Philippe II est le batisseur du grand royaume de Macédoine, celui dont l'oeuvre politique en Grèce, ouvrira la voie à la conquête de l'empire perse. L'étude de ce personnage ne nous est guère connu que par ses ennemis, et d'abord par Démosthène, dont les distribes ont propagé l'image du barbare, ivre de sang et de vin, qui ne devait ses succès qu'à la chance et à la faiblesse, la lacheté ou la trahison de ses adversaires. Chez Aristote, à qui il confia l'éducation de son fils et qui lui servit de conseiller pour le réglement des affaires grecques, aucune indication personnelle; seul un passage de la "Politique" parle de la royauté macédonienne comme d'un système à part, distinct tout à la fois des "basileiai"' (qui n'étaient guère que des magistratures parmi les autres) et de l'autocratie perse.

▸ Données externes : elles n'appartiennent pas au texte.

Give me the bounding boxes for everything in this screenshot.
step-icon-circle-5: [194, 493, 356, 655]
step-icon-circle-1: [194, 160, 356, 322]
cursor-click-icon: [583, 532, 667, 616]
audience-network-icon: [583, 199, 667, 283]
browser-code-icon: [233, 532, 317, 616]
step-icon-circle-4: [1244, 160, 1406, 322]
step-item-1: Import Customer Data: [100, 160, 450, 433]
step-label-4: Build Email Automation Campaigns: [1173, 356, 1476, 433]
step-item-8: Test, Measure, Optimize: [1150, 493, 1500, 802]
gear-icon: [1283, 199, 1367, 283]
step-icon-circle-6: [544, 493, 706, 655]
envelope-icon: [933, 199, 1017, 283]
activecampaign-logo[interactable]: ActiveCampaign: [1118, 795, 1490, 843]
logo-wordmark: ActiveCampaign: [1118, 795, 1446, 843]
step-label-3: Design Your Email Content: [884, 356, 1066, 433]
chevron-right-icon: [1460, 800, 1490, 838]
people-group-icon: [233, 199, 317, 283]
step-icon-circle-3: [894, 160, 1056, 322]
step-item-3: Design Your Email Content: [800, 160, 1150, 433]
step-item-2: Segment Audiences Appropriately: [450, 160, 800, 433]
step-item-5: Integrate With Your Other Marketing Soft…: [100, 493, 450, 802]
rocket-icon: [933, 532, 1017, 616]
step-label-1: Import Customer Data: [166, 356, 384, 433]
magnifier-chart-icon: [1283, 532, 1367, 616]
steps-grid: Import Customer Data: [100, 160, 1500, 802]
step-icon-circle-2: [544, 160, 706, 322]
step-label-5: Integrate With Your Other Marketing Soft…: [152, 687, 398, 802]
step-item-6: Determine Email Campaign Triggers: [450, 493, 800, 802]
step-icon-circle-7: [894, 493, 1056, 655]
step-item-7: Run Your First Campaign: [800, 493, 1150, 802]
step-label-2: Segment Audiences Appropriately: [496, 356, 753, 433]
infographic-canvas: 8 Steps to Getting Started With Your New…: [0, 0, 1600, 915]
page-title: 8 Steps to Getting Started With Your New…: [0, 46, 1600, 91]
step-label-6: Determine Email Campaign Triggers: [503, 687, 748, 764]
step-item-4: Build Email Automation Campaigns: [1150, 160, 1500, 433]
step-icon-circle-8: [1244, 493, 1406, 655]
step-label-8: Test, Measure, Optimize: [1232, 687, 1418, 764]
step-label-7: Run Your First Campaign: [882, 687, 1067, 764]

Le roi eut bien des historiens, et parmi eux Théopompos de Chios, qui écrivit une longue série de "Makédonika"; mais il ne reste que quelques fragments, et il faut donc se contenter de ce qu'en dît " L'Histoire Universelle" de Diomède de Sicile, récit lacunaire, parfois erroné, rédigé pour des lecteurs vivant sous Auguste.

Portrait de Philippe II : pièce en ivoire haute de 320mm, qui ornait le lit de bois dans la tombe de Philippe, découverte à Vergina (Grèce).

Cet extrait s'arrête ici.